Verano termina en ano


                     Hasta el ano está ya el viajero de tanto verano. Antes, cuando tenía su casa en el norte se quejaba del corto verano, el veranín de frescos días, los más, lluviosos o nublados; aquellos veranines de cuatro o cinco días de tímido sol, aquellos finales bruscos del verano norteño que, de un día para otro, dejaban tiesas a las pobres plantas de su jardín florecidas por la tarde y heladas a la mañana siguiente... No hay términos medios para los veranos del viajero. Templados veranos de temperaturas que no sobrepasen los 25 grados, frescas tardes y noches más frescas que sea necesario echarse una ligera manta en la cama y buscar el calorcillo del cuerpo vecino y acurrucarse entre sus brazos...
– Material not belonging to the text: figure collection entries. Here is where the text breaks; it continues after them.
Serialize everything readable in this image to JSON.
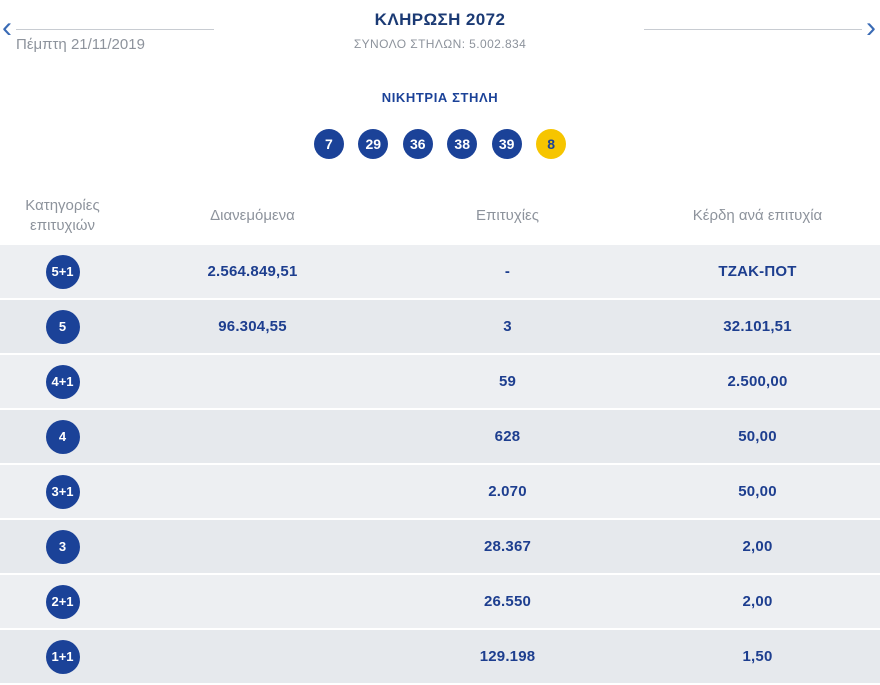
{
  "header": {
    "prev_icon": "‹",
    "next_icon": "›",
    "date": "Πέμπτη 21/11/2019",
    "title": "ΚΛΗΡΩΣΗ 2072",
    "total_columns": "ΣΥΝΟΛΟ ΣΤΗΛΩΝ: 5.002.834"
  },
  "winning": {
    "label": "ΝΙΚΗΤΡΙΑ ΣΤΗΛΗ",
    "numbers": [
      "7",
      "29",
      "36",
      "38",
      "39"
    ],
    "joker": "8"
  },
  "table": {
    "headers": {
      "category_line1": "Κατηγορίες",
      "category_line2": "επιτυχιών",
      "distributed": "Διανεμόμενα",
      "winners": "Επιτυχίες",
      "prize": "Κέρδη ανά επιτυχία"
    },
    "rows": [
      {
        "category": "5+1",
        "distributed": "2.564.849,51",
        "winners": "-",
        "prize": "ΤΖΑΚ-ΠΟΤ"
      },
      {
        "category": "5",
        "distributed": "96.304,55",
        "winners": "3",
        "prize": "32.101,51"
      },
      {
        "category": "4+1",
        "distributed": "",
        "winners": "59",
        "prize": "2.500,00"
      },
      {
        "category": "4",
        "distributed": "",
        "winners": "628",
        "prize": "50,00"
      },
      {
        "category": "3+1",
        "distributed": "",
        "winners": "2.070",
        "prize": "50,00"
      },
      {
        "category": "3",
        "distributed": "",
        "winners": "28.367",
        "prize": "2,00"
      },
      {
        "category": "2+1",
        "distributed": "",
        "winners": "26.550",
        "prize": "2,00"
      },
      {
        "category": "1+1",
        "distributed": "",
        "winners": "129.198",
        "prize": "1,50"
      }
    ]
  },
  "colors": {
    "primary_blue": "#1b4298",
    "title_navy": "#1b3a74",
    "value_blue": "#1d3e8f",
    "joker_yellow": "#f6c500",
    "gray_text": "#8d939c",
    "row_bg_odd": "#edeff2",
    "row_bg_even": "#e6e9ed"
  }
}
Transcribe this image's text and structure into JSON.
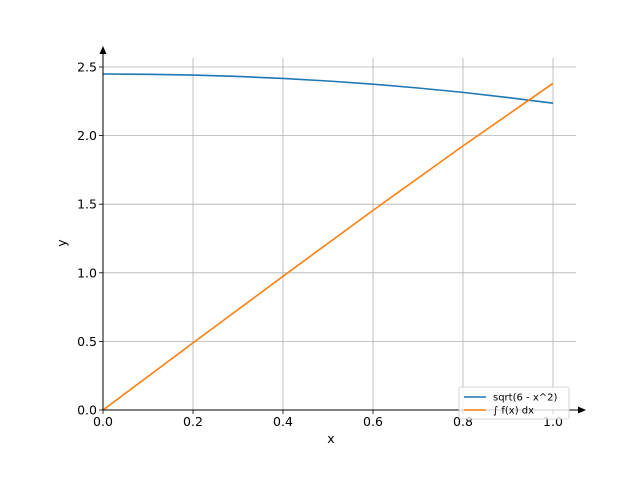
{
  "chart_data": {
    "type": "line",
    "xlabel": "x",
    "ylabel": "y",
    "xlim": [
      0.0,
      1.0
    ],
    "ylim": [
      0.0,
      2.5
    ],
    "xticks": [
      "0.0",
      "0.2",
      "0.4",
      "0.6",
      "0.8",
      "1.0"
    ],
    "yticks": [
      "0.0",
      "0.5",
      "1.0",
      "1.5",
      "2.0",
      "2.5"
    ],
    "grid": true,
    "legend_position": "bottom-right",
    "series": [
      {
        "name": "sqrt(6 - x^2)",
        "color": "#1f77b4",
        "x": [
          0.0,
          0.1,
          0.2,
          0.3,
          0.4,
          0.5,
          0.6,
          0.7,
          0.8,
          0.9,
          1.0
        ],
        "y": [
          2.449,
          2.447,
          2.441,
          2.431,
          2.417,
          2.398,
          2.375,
          2.347,
          2.315,
          2.277,
          2.236
        ]
      },
      {
        "name": "∫ f(x) dx",
        "color": "#ff7f0e",
        "x": [
          0.0,
          0.2,
          0.4,
          0.6,
          0.8,
          1.0
        ],
        "y": [
          0.0,
          0.489,
          0.975,
          1.455,
          1.925,
          2.381
        ]
      }
    ]
  }
}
Por eso el viajero continúa buscando su casa en otro lugar; vino al Levante, cerca de las costas del Mediterráneo buscando el calorcillo y la sequedad que solucionara sus problemas de articulaciones. Pero el cambio fue a peor, porque en los veranos siguientes el tiempo cambió y las noches húmedas se sucedieron como en el norte astur, orillado al Mar Cantábrico. Ya, ya... que el viajero se pasa de un extremo a otro, pero ¿dónde encuentra una zona intermedia que no tenga extremadas temperaturas ni saltos bruscos de una estación a otra? Quizás en las Islas Canarias. Pero al viajero le aterra vivir a nivel del mar o en una isla (encima, una isla volcánica). Ya tuvo aquella terrible experiencia de vivir en Ibiza y salir en un avión para pisar tierra firme en Madrid (luego regresó, pero duró poco su estadía a causa de otro cambio climático en que las lluvias lo echaron literalmente de las Pitiusas).
El viajero va paseando su particular Ítaca por toda la geografía española y parte del extranjero. El viajero está ya más que harto de cambiar de casa cada tantos años para encontrar los mismos inconvenientes en la siguiente no bien han pasado los años de rodaje reglamentarios.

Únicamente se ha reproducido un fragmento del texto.